Des robots expressifs… et utiles
Au laboratoire ETIS, on ne fait pas que de développer des algorithmes : on y conçoit aussi des dispositifs robotiques. Parmi eux, une tête expressive simplifiée, qui sert aux projets de Sofiane Boucenna. Grâce à une quinzaine de moteurs, elle peut reproduire des émotions lisibles, tout en évitant la complexité d’un visage humain réel, difficile à décrypter pour des enfants neuro-atypiques. Le laboratoire héberge également Berenson, un robot mobile ayant développé ses préférences esthétiques au contact des visiteurs du musée du Quai Branly. Ou encore des bras articulés, des robots à commande hydraulique pour des actions motrices, ou des systèmes de navigation autonome inspirés du vivant.
Un chercheur lucide face au futur
Lorsqu’on lui demande à quoi pourrait aboutir ses recherches dans ses rêves les plus fous, Sofiane Boucenna reste pragmatique. Il imagine un robot capable de se développer comme un enfant de zéro à trois ans ; une machine qui, au contact du monde physique et social, acquerrait langage, attention, émotions, comme un miroir de l’expérience humaine qui permettrait de mieux nous comprendre nous-mêmes.

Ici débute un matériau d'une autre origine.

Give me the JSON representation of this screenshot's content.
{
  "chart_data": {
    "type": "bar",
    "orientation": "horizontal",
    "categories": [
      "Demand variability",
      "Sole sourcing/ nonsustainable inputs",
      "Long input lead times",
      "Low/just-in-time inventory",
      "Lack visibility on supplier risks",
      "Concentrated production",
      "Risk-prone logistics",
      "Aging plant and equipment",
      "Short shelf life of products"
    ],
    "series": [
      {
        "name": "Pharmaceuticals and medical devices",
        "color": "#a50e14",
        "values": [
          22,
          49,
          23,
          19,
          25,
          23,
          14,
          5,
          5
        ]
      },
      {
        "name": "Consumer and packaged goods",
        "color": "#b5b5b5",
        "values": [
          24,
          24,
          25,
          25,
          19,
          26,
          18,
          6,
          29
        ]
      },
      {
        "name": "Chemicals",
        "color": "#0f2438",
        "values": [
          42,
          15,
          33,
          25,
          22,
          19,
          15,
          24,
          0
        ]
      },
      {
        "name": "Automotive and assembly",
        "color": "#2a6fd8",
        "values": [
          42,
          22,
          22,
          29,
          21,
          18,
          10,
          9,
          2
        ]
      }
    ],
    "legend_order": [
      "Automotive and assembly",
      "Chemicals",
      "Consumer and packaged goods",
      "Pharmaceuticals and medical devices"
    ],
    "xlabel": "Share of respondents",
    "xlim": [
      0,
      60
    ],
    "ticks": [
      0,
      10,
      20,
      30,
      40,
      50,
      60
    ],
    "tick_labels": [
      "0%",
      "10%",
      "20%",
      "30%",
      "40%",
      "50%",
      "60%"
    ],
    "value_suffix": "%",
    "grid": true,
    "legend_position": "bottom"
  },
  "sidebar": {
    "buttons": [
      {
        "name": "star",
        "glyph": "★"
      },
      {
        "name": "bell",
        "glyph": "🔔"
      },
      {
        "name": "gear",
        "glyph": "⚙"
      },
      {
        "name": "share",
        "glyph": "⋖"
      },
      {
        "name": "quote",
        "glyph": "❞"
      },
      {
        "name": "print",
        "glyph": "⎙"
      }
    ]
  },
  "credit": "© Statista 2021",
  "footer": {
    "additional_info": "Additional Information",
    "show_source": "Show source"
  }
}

Il reste prudent : il connaît les limites de ses modèles, de ses algorithmes, et ne veut pas entretenir d’illusions sur un avenir fantasmé où les robots pourrait vivre en toute autonomie au côté des humains. Sofiane Boucenna défend une vision lucide et éthique de la robotique. Il n’encourage pas un avenir où les robots remplaceraient les enseignants ou les soignants. Selon lui, rien ne saurait égaler la richesse d’une interaction humaine. Les robots peuvent assister, soutenir, encourager, mais pas se substituer. Pour le chercheur, la priorité est claire : produire des connaissances utiles et concevoir des outils concrets pour l’éducation, la santé ou les neurosciences et toujours garder en tête que l’humain reste irremplaçable.